No, Tvalue is the current value of Timer0 A register (TAR). "GPIO Pulse ISR.vi" is processing only "GPIO D" events. Timer0 interrupts are directed to the same VI just to make LabVIEW happier (if an interrupt is used then it requests an ISR VI). Actually that interrupt is not enabled because we don't need it at all - Timer0 is configured to count down from 0xFFFFFFFF (-1) down to 0, repeating the cycle indefinetely.


The algorithm is very simple:
1. A rising edge interrupt arrives – Tvalue is saved to Trise (i.e. 1025000)
2. A falling edge also trigger the interrupt and Tvalue is saved to Tfall (i.e. 1000000)
3. On the next rising edge Trise gets a new value (i.e. 525000), but prior saving it we compute the period. Also a counter ("update") is used to signal the main program there are new results available.
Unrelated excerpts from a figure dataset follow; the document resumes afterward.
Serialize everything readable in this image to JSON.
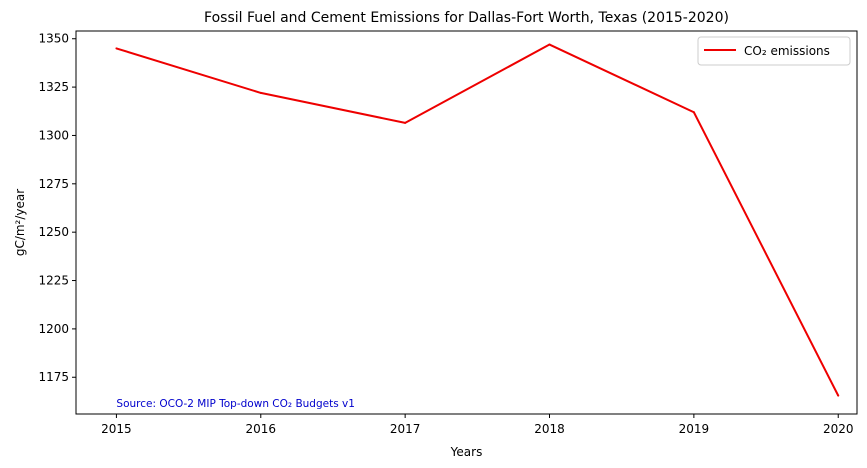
{
  "chart_data": {
    "type": "line",
    "title": "Fossil Fuel and Cement Emissions for Dallas-Fort Worth, Texas (2015-2020)",
    "xlabel": "Years",
    "ylabel": "gC/m²/year",
    "x": [
      2015,
      2016,
      2017,
      2018,
      2019,
      2020
    ],
    "series": [
      {
        "name": "CO₂ emissions",
        "color": "#ee0000",
        "values": [
          1345,
          1322,
          1306.5,
          1347,
          1312,
          1165.5
        ]
      }
    ],
    "xlim": [
      2014.72,
      2020.13
    ],
    "ylim": [
      1156,
      1354
    ],
    "xticks": [
      2015,
      2016,
      2017,
      2018,
      2019,
      2020
    ],
    "yticks": [
      1175,
      1200,
      1225,
      1250,
      1275,
      1300,
      1325,
      1350
    ],
    "grid": false,
    "legend_position": "top-right",
    "annotation": {
      "text": "Source: OCO-2 MIP Top-down CO₂ Budgets v1",
      "color": "#0000cc"
    }
  }
}
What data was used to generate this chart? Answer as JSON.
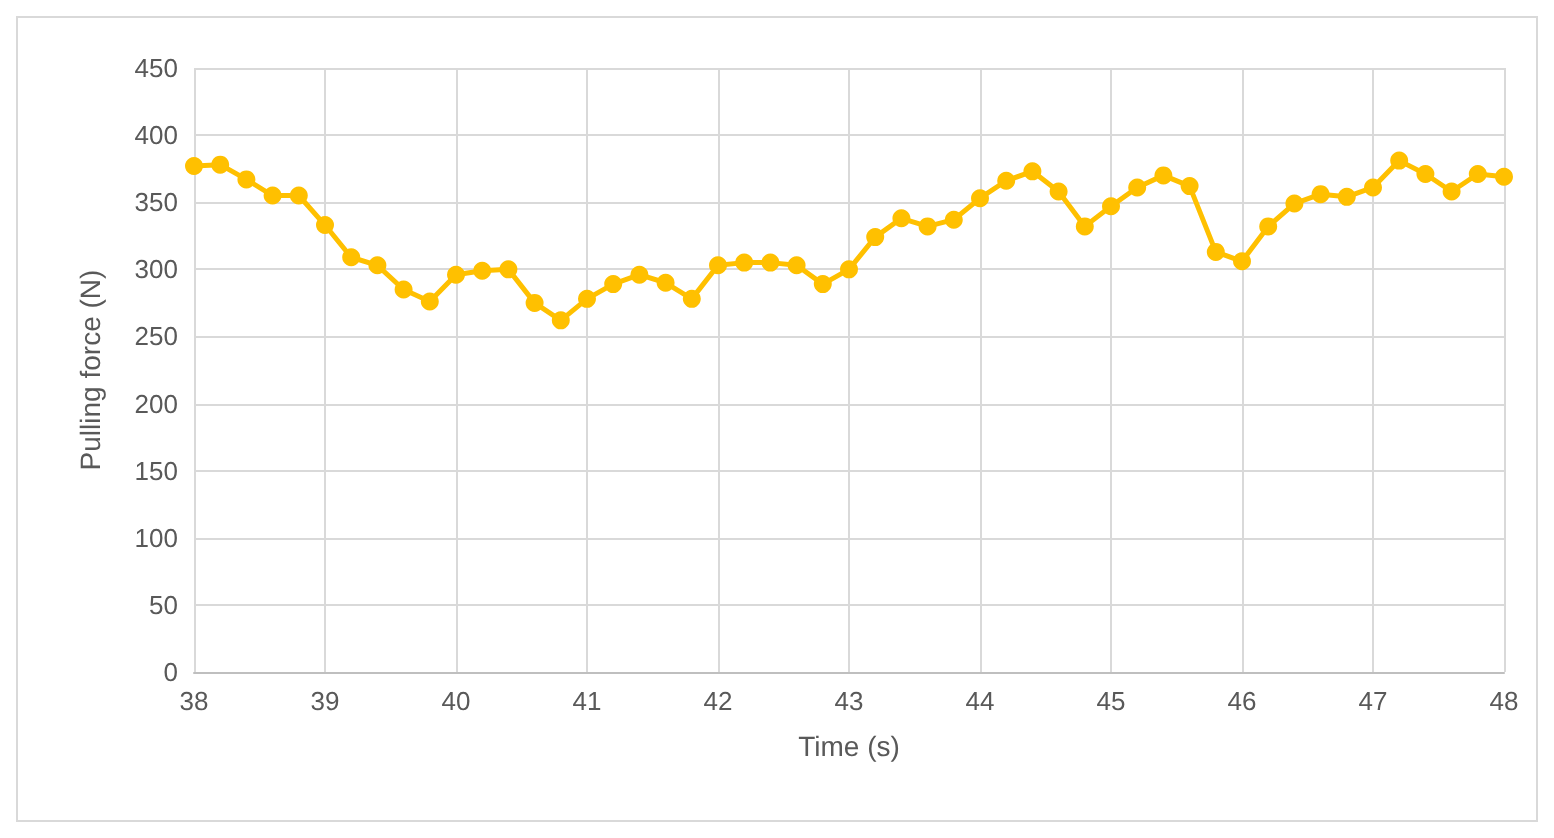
{
  "chart_data": {
    "type": "line",
    "xlabel": "Time (s)",
    "ylabel": "Pulling force (N)",
    "marker": "circle",
    "line_style": "solid",
    "grid": true,
    "x": [
      38,
      38.2,
      38.4,
      38.6,
      38.8,
      39,
      39.2,
      39.4,
      39.6,
      39.8,
      40,
      40.2,
      40.4,
      40.6,
      40.8,
      41,
      41.2,
      41.4,
      41.6,
      41.8,
      42,
      42.2,
      42.4,
      42.6,
      42.8,
      43,
      43.2,
      43.4,
      43.6,
      43.8,
      44,
      44.2,
      44.4,
      44.6,
      44.8,
      45,
      45.2,
      45.4,
      45.6,
      45.8,
      46,
      46.2,
      46.4,
      46.6,
      46.8,
      47,
      47.2,
      47.4,
      47.6,
      47.8,
      48
    ],
    "series": [
      {
        "color": "#ffc000",
        "values": [
          377,
          378,
          367,
          355,
          355,
          333,
          309,
          303,
          285,
          276,
          296,
          299,
          300,
          275,
          262,
          278,
          289,
          296,
          290,
          278,
          303,
          305,
          305,
          303,
          289,
          300,
          324,
          338,
          332,
          337,
          353,
          366,
          373,
          358,
          332,
          347,
          361,
          370,
          362,
          313,
          306,
          332,
          349,
          356,
          354,
          361,
          381,
          371,
          358,
          371,
          369
        ]
      }
    ],
    "xlim": [
      38,
      48
    ],
    "xticks": [
      38,
      39,
      40,
      41,
      42,
      43,
      44,
      45,
      46,
      47,
      48
    ],
    "ylim": [
      0,
      450
    ],
    "yticks": [
      0,
      50,
      100,
      150,
      200,
      250,
      300,
      350,
      400,
      450
    ]
  }
}
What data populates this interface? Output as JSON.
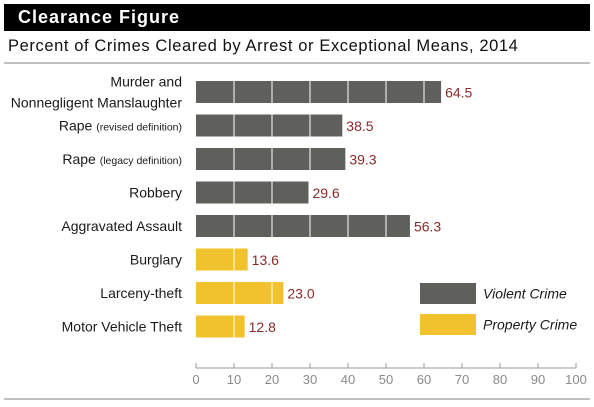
{
  "header": {
    "banner": "Clearance Figure",
    "subtitle": "Percent of Crimes Cleared by Arrest or Exceptional Means, 2014"
  },
  "colors": {
    "violent": "#5f5f5c",
    "property": "#f2c12e",
    "value_label": "#8b2a2a",
    "axis_text": "#8a8a8a"
  },
  "chart_data": {
    "type": "bar",
    "orientation": "horizontal",
    "title": "Percent of Crimes Cleared by Arrest or Exceptional Means, 2014",
    "categories": [
      "Murder and Nonnegligent Manslaughter",
      "Rape (revised definition)",
      "Rape (legacy definition)",
      "Robbery",
      "Aggravated Assault",
      "Burglary",
      "Larceny-theft",
      "Motor Vehicle Theft"
    ],
    "category_labels": [
      {
        "lines": [
          [
            {
              "text": "Murder and",
              "small": false
            }
          ],
          [
            {
              "text": "Nonnegligent Manslaughter",
              "small": false
            }
          ]
        ]
      },
      {
        "lines": [
          [
            {
              "text": "Rape ",
              "small": false
            },
            {
              "text": "(revised definition)",
              "small": true
            }
          ]
        ]
      },
      {
        "lines": [
          [
            {
              "text": "Rape ",
              "small": false
            },
            {
              "text": "(legacy definition)",
              "small": true
            }
          ]
        ]
      },
      {
        "lines": [
          [
            {
              "text": "Robbery",
              "small": false
            }
          ]
        ]
      },
      {
        "lines": [
          [
            {
              "text": "Aggravated Assault",
              "small": false
            }
          ]
        ]
      },
      {
        "lines": [
          [
            {
              "text": "Burglary",
              "small": false
            }
          ]
        ]
      },
      {
        "lines": [
          [
            {
              "text": "Larceny-theft",
              "small": false
            }
          ]
        ]
      },
      {
        "lines": [
          [
            {
              "text": "Motor Vehicle Theft",
              "small": false
            }
          ]
        ]
      }
    ],
    "values": [
      64.5,
      38.5,
      39.3,
      29.6,
      56.3,
      13.6,
      23.0,
      12.8
    ],
    "value_labels": [
      "64.5",
      "38.5",
      "39.3",
      "29.6",
      "56.3",
      "13.6",
      "23.0",
      "12.8"
    ],
    "groups": [
      "violent",
      "violent",
      "violent",
      "violent",
      "violent",
      "property",
      "property",
      "property"
    ],
    "xlim": [
      0,
      100
    ],
    "xticks": [
      0,
      10,
      20,
      30,
      40,
      50,
      60,
      70,
      80,
      90,
      100
    ],
    "gridlines_inside_bars": true,
    "legend": [
      {
        "key": "violent",
        "label": "Violent Crime"
      },
      {
        "key": "property",
        "label": "Property Crime"
      }
    ],
    "legend_position": "bottom-right",
    "xlabel": "",
    "ylabel": ""
  }
}
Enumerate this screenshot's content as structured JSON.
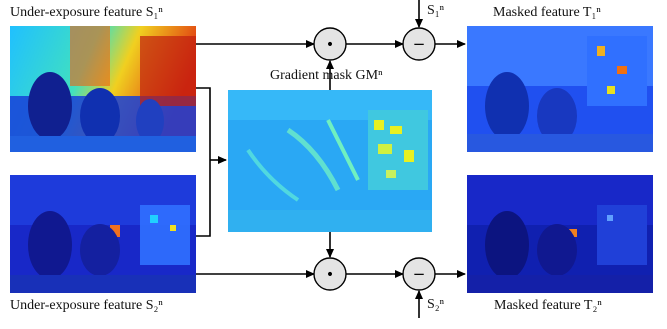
{
  "labels": {
    "under1": "Under-exposure feature S₁ⁿ",
    "under2": "Under-exposure feature S₂ⁿ",
    "masked1": "Masked feature T₁ⁿ",
    "masked2": "Masked feature T₂ⁿ",
    "gmask": "Gradient mask GMⁿ",
    "s1": "S₁ⁿ",
    "s2": "S₂ⁿ"
  },
  "operators": {
    "multiply": "•",
    "subtract": "−"
  },
  "colors": {
    "deep_blue": "#1020c8",
    "mid_blue": "#2060ff",
    "cyan": "#20c8ff",
    "yellow": "#f0f020",
    "red": "#e02010",
    "line": "#000000",
    "node_fill": "#e4e4e4"
  }
}
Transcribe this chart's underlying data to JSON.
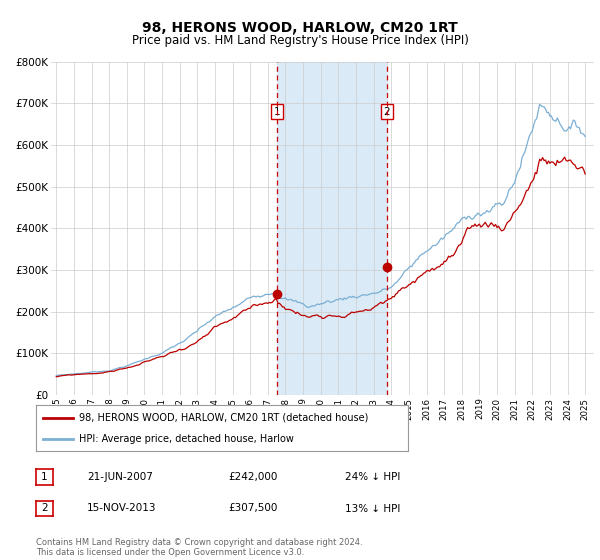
{
  "title": "98, HERONS WOOD, HARLOW, CM20 1RT",
  "subtitle": "Price paid vs. HM Land Registry's House Price Index (HPI)",
  "ylim": [
    0,
    800000
  ],
  "yticks": [
    0,
    100000,
    200000,
    300000,
    400000,
    500000,
    600000,
    700000,
    800000
  ],
  "ytick_labels": [
    "£0",
    "£100K",
    "£200K",
    "£300K",
    "£400K",
    "£500K",
    "£600K",
    "£700K",
    "£800K"
  ],
  "hpi_color": "#7bafd4",
  "price_color": "#bb0000",
  "marker1_price": 242000,
  "marker2_price": 307500,
  "vline_color": "#cc0000",
  "shade_color": "#daeaf7",
  "legend_line1": "98, HERONS WOOD, HARLOW, CM20 1RT (detached house)",
  "legend_line2": "HPI: Average price, detached house, Harlow",
  "table_row1": [
    "1",
    "21-JUN-2007",
    "£242,000",
    "24% ↓ HPI"
  ],
  "table_row2": [
    "2",
    "15-NOV-2013",
    "£307,500",
    "13% ↓ HPI"
  ],
  "footer": "Contains HM Land Registry data © Crown copyright and database right 2024.\nThis data is licensed under the Open Government Licence v3.0.",
  "bg_color": "#ffffff",
  "grid_color": "#cccccc",
  "title_fontsize": 10,
  "subtitle_fontsize": 8.5,
  "axis_fontsize": 7.5
}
With the numeric values given above:

PW=1025000-1000000 = 25000

and

period = 1025000-525000 = 500000.

 

Of course, to transform all to microseconds, the number of cycles has to be devided by frequency (in MHz):
PW[us] = 25000/50 = 500 us;

period[us] = 500000/50 = 10000 us.

 

Note: in my example the results are not correct when update==1; that's why "arm main.vi" uses those values only after "update" member is greater than 1 (after second pulse).


neil84 wrote:
 

Why GPIO_IN_D4 is chosen here?


It's an arbitrary choice.

 


Take a look into microcontroller's datasheet. You'll find more about Stellaris timers, including an answer to my question, and probably figuring out a method to improve accuracy.


neil84 wrote:
 

In fact, I need to measure 6 PWM widths so when designing my sensor card I provided some GPIO: PC4-7 and PB4-6

To perform all the 6 measurement, I need to duplicate GPIO Pulse ISR.vi 6 times, Am I correct?

thanks



You'll not need 6 ISR VIs. However, a single ISR can be assigned to one GPIO port.

For the two ports you have two options:

- use two ISR VIs,

- use one VI for all - just add more cases in "GPIO Pulse ISR.vi" (see the vector and param terminals).